Statute of Limitation on International Murder?: Chapter Loaded With Guilt

I have a confession to make.

After 30 years of hiding from the truth, I admit it.

I ordered my first hit in 1981.

It began in 1980 at Georgia Tech.

Or, rather, it began with a relationship in secondary school during the late ’70s, which led to my rooming with a schoolmate from home who left our dorm room unlocked one evening.

Smith Hall.

Radiator heat and leaking windows.

Concrete block walls and athlete’s foot fungus-filled shared showers.

I have a short temper that I hide by diverting myself often, a murderer’s habit, resembling ADHD.

Sometimes, though, I can be pushed too far and can’t turn away.

First, someone steals from your dorm room.

You see the kid race out of the bottom door of the dorm staircase, across the street and into the anonymity of the Techwood slums.

You call friends in Techwood Dorm and ask them to ID where the kid entered a slum housing unit.

Second, someone steals your bicycle from the rack at the bottom of another staircase.

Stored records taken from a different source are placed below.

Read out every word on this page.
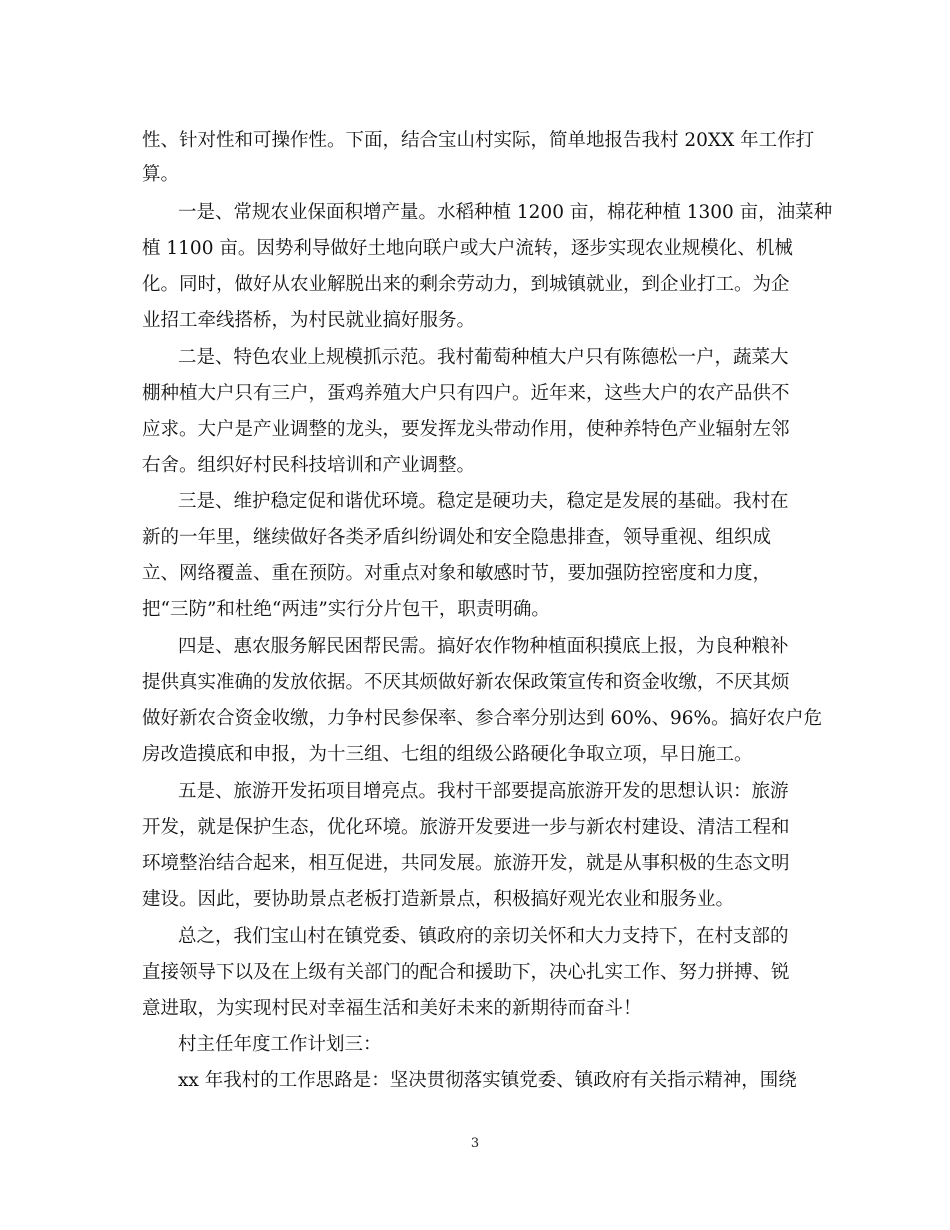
性、针对性和可操作性。下面，结合宝山村实际，简单地报告我村 20XX 年工作打
算。
一是、常规农业保面积增产量。水稻种植 1200 亩，棉花种植 1300 亩，油菜种
植 1100 亩。因势利导做好土地向联户或大户流转，逐步实现农业规模化、机械
化。同时，做好从农业解脱出来的剩余劳动力，到城镇就业，到企业打工。为企
业招工牵线搭桥，为村民就业搞好服务。
二是、特色农业上规模抓示范。我村葡萄种植大户只有陈德松一户，蔬菜大
棚种植大户只有三户，蛋鸡养殖大户只有四户。近年来，这些大户的农产品供不
应求。大户是产业调整的龙头，要发挥龙头带动作用，使种养特色产业辐射左邻
右舍。组织好村民科技培训和产业调整。
三是、维护稳定促和谐优环境。稳定是硬功夫，稳定是发展的基础。我村在
新的一年里，继续做好各类矛盾纠纷调处和安全隐患排查，领导重视、组织成
立、网络覆盖、重在预防。对重点对象和敏感时节，要加强防控密度和力度，
把“三防”和杜绝“两违”实行分片包干，职责明确。
四是、惠农服务解民困帮民需。搞好农作物种植面积摸底上报，为良种粮补
提供真实准确的发放依据。不厌其烦做好新农保政策宣传和资金收缴，不厌其烦
做好新农合资金收缴，力争村民参保率、参合率分别达到 60%、96%。搞好农户危
房改造摸底和申报，为十三组、七组的组级公路硬化争取立项，早日施工。
五是、旅游开发拓项目增亮点。我村干部要提高旅游开发的思想认识：旅游
开发，就是保护生态，优化环境。旅游开发要进一步与新农村建设、清洁工程和
环境整治结合起来，相互促进，共同发展。旅游开发，就是从事积极的生态文明
建设。因此，要协助景点老板打造新景点，积极搞好观光农业和服务业。
总之，我们宝山村在镇党委、镇政府的亲切关怀和大力支持下，在村支部的
直接领导下以及在上级有关部门的配合和援助下，决心扎实工作、努力拼搏、锐
意进取，为实现村民对幸福生活和美好未来的新期待而奋斗！
村主任年度工作计划三：
xx 年我村的工作思路是：坚决贯彻落实镇党委、镇政府有关指示精神，围绕
3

Your Techwood Dorm friends identify the thief as the same one who’s been robbing dorm rooms, including yours.

Finally, you note it’s the days of “The Man,” when a fellow, later captured, is supposed to be killing little black kids.

One day, I wandered through the slums to get to the Omni.

I stood with a crowd and watched – actually, jumped up and down and cheered with the crowd – as a person was pushed out of a third story window.

Life was meaningless in the slums.

So, ignoring the pleas of the fundamentalist Christian organisation to which I belonged to turn the other cheek, I contacted some dope peddlers who sold marijuana and other goods to Tech students.

I wanted revenge.

Old Testament style.

A life for a stolen stereo set and a stolen bicycle.

Once you take that path, there’s no turning back.

The guilt can eat you alive or make you more alive.

Or both.

From suggestions by the dope peddlers, I organised a group that watched for the thief to cross over onto the Tech campus.

The guys grabbed the thief, a kid half-Haitian and half-Cuban.  Illegal and on the run.

With a nod from me, they dragged the kid behind a Techwood slum and beat him to death.

My life hasn’t been the same since.

Neither has yours.

Or will be.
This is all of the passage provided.